Gaza. Altro venerdì di sangue: 9 morti e 1.350 feriti per denunciare l’embargo della Striscia

di Guido Keller

Non si fermano le manifestazioni nella Striscia di Gaza, dove al confine con Israele erano anche ieri, venerdì, almeno 20mila i manifestanti che protestavano per l’embargo per mare e per terra a cui è sottoposto il territorio palestinese dal 2007. Allora Hamas prese il controllo della Striscia sostituendosi ad al-Fatah nei vari organi amministrativi, un muro contro muro politico del tutto interno alla popolazione palestinese che di recente si è indebolito con gli accordi firmati al Cairo in ottobre in nome dell’unità.
Le proteste di questi giorni hanno preso inizio iniziate il 30 novembre con la “Marcia del Ritorno” indetta da Hamas per ricordare i territori espropriati ai palestinesi per permettere la nascita dello Stato di Israele, ovvero per il “diritto al ritorno” dei rifugiati palestinesi e denunciare il blocco alla Striscia delle autorità israeliane.
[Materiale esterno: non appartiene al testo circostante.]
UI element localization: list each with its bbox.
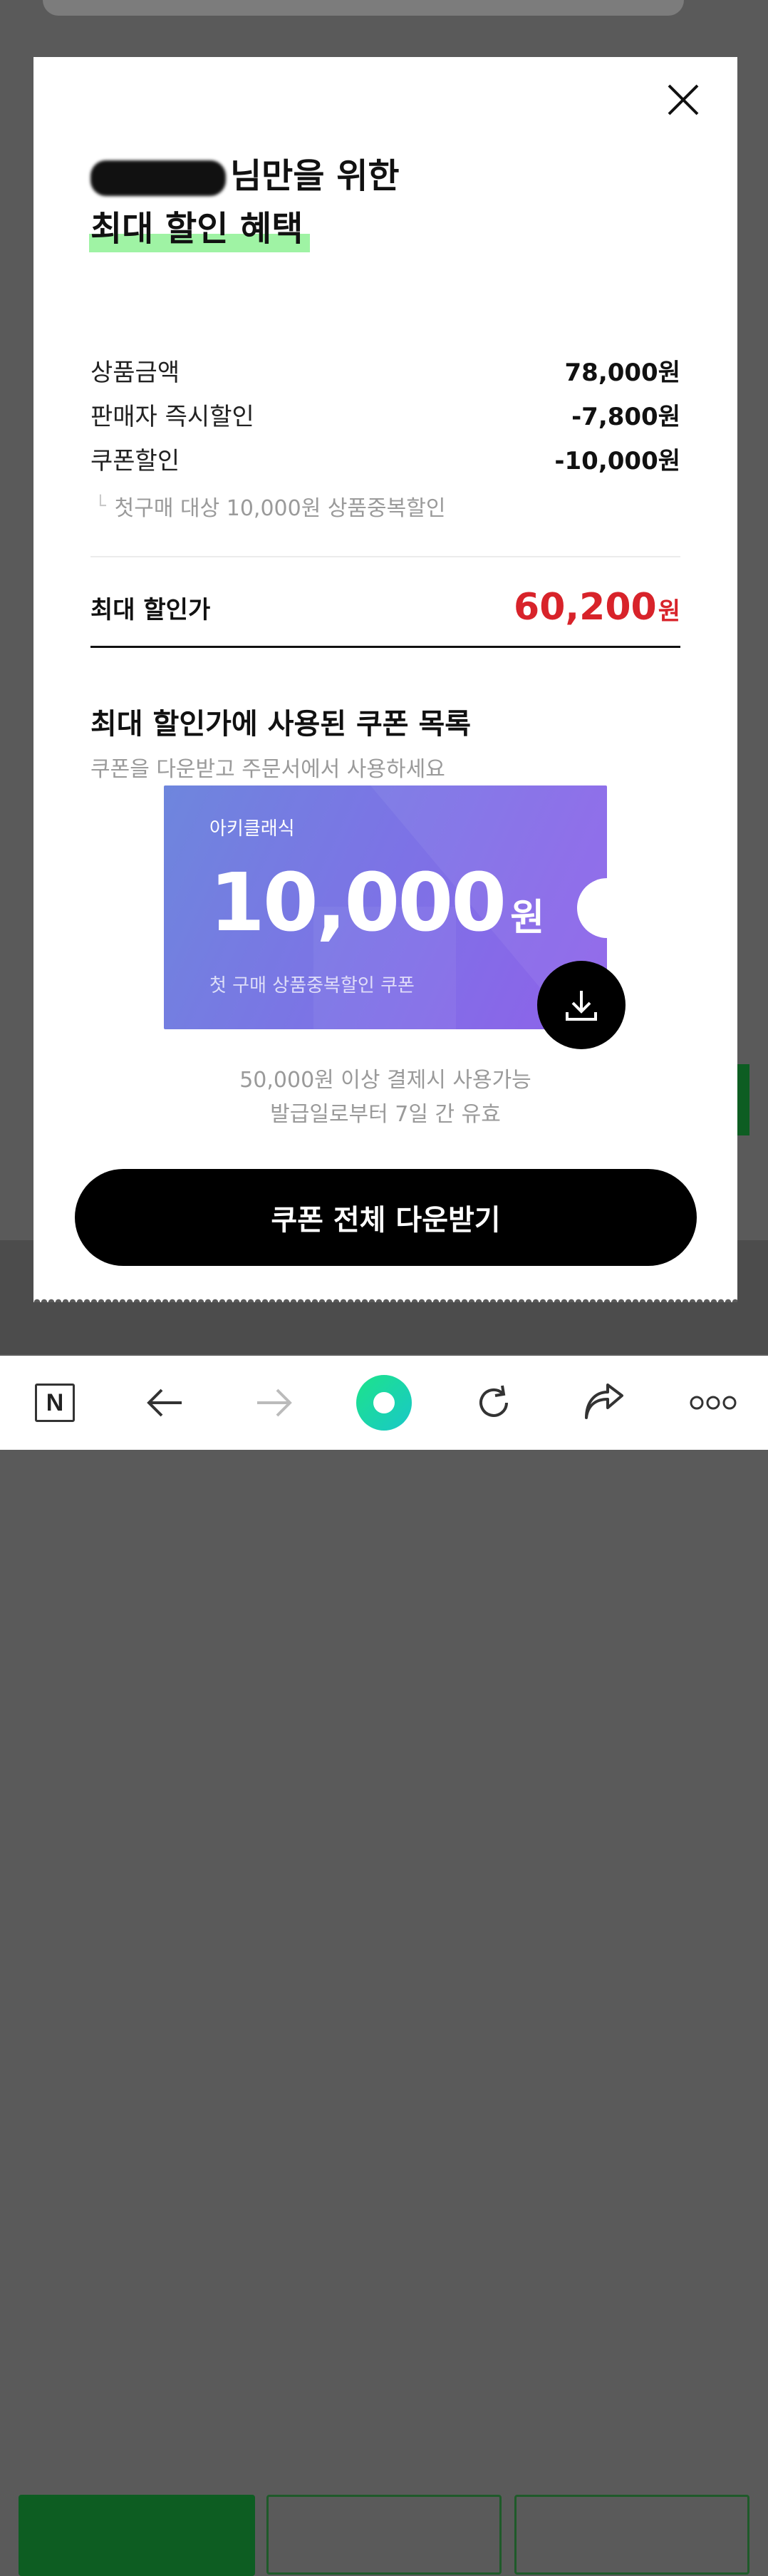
refresh-icon [479, 1385, 508, 1417]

Da allora sono decine i morti, 9 nelle manifestazioni di ieri, dati a cui si affiancano una moltitudine di feriti, 1354 ieri, di cui 33 gravi. Sempre nella giornata di ieri è rimasto ucciso nonostante il giubbotto antiproiettile un giornalista palestinese, Yasser Murtaja, il quale lavorava per l’agenzia locale Ain Media.
I violenti scontri si sono svolti lungo la barriera di confine con Israele, ed in almeno 5 punti vi sono stati tentativi di fondamento coperti dal fumo nero delle centinaia di copertoni di auto che bruciavano. Al lancio di pietre e di bottiglie molotov l’esercito ha risposto sparando proiettili di gomma ma anche veri, ed in qualche caso salve di cannone dai carri armati, da qui l’alto numero delle vittime e dei feriti.
Per l’esercito israeliano responsabile di tutto è Hamas, partito considerato terroristico da Tel Aviv: Ronen Manelis, portavoce dell’esercito, ha infatti dichiarato che “Chi ha provocato le vittime è chi ha inviato quelle persone al confine. Hamas è responsabile dei morti”, ed “ha trascinato la Striscia verso una giornata di violenti disordini. Il nostro esercito ha compiuto appieno la propria missione. Non abbiamo avuto perdite, non si sono verificate infiltrazioni sul confine, e la nostra sovranità non è stata infranta”.
Condanna è invece stata espressa da parte del leader dell’Autorità nazionale palestinese Abu Mazen, per il quale Israele è responsabile “delle uccisioni e della repressione svolte dalle forze di occupazione israeliane a fronte della manifestazione di massa pacifica”. Ha poi chiesto a Ue, Onu e Lega Araba “di fermare questa brutale uccisione e volontaria dell’esercito di occupazione a fronte di innocenti e indifesi che sono andati in una marcia pacifica per difendere il loro diritto di vivere”.
La richiesta di Abu Mazen rischia tuttavia di cadere nel vuoto com’è stato fino ad oggi: anche la riunione d’emergenza del Consiglio di sicurezza dell’Onu, convocata su richiesta del Kuwait nei giorni scorsi, è sfociata come di prassi in un nulla di fatto, come pure la richiesta del segretario generale delle Nazioni Unite Antonio Guterres di “un’indagine indipendente e trasparente” per appurare responsabilità nei comportamenti di entrambe le parti.
La verità è che sul conflitto israelo-palestinese e sulla possibile soluzione dei Due popoli due stati i palestinesi non possono contare sull’unità del mondo arabo ed in particolare dell’Arabia Saudita, paese che ha in essere molti interessi con gli Stati Uniti, primi alleati di Israele.